The Odiya version however differs here slightly. On learning from Varuna about the child being in Yamaloka, Krishna approached Yama. When Yama sees Krishna, he asks him for the reason of his visit, and that too when he was an avatara. The inmates of the Yamaloka who were undergoing torture and pain, felt a great relief by the presence of Krishna. The dialogue between Krishna and Yama is interesting.
Krishna reprimands Yama for taking the lives of children, when they have committed no crimes, the logic being that they have not even had time or the maturity to commit crimes or sins. Children were not sinners, so ending their lives, was unfair. To this Yama said, that children did not die early because of their sins; they died because of the sins of their parents, especially the sexual transgressions of their parents. That was the law of the mankind. Strangely people never blamed themselves and would blame destiny and Yama for such tragedies. Interestingly, Yama then accuses Krishna, of the same! He then tells Krishna, that it is strange that the rules of the humans was seemingly not followed by the Lord himself, as he was seen indulging in the most irresponsible sexual dalliances with many and that too in what seemed to be in a casual manner. Yama continued, that if avatars (and great lives) like him indulged in such activities, what examples would they be setting on ordinary mortals?

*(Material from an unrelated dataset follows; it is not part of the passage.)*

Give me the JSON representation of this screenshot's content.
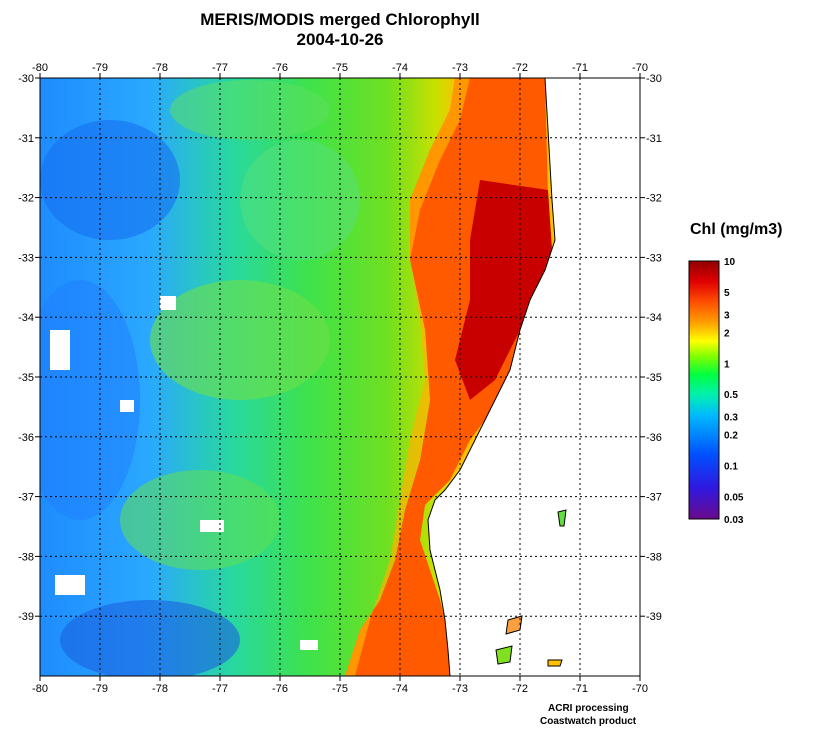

While Yama was correct in his argument, the devotee in the author of this version gives the following explanation. Krishna is supposed to have said, that if that was the logic of early deaths of children, then let from that day all children born out of any union with him not be seen as the children of sexual transgression. While he accepted that he was guilty of improper sexual unions with many, let them not be seen as sexual misdemeanours and the women not be seen as violators. While Yama could continue his justice all over the world, he should leave his offspring untouched. Yama did not argue (and accepted the words), giving birth to a well-known Odiya proverb – “bada lokanku uttara nahi” – there is no answer to the great men; to further paraphrase – the powerful are above the law!!
Krishna however returns with the child of the sage and hands him over to the sage who was very happy, though he realised that his student had done something against the norms of nature and what seemed to be a lurking doubt in his mind, was a surety now. The sage realised that the student was none other than Narayan himself. The sage also realised his mistake of not seeking his moksha, the ultimate goal of all lives. The author of the Odiya version ends very beautifully by saying, that the sage must have realised that when the defining moment comes, it is always the nara who fails the Narayana, never the other way round!
Rishi Sandipani’s ashram is said to be situated in the modern city if Ujjain, MP, India, and is a place of reverence for many believers.
Based on the English translation of the Odiya Mahabharat by Shri B. N. Patnaik.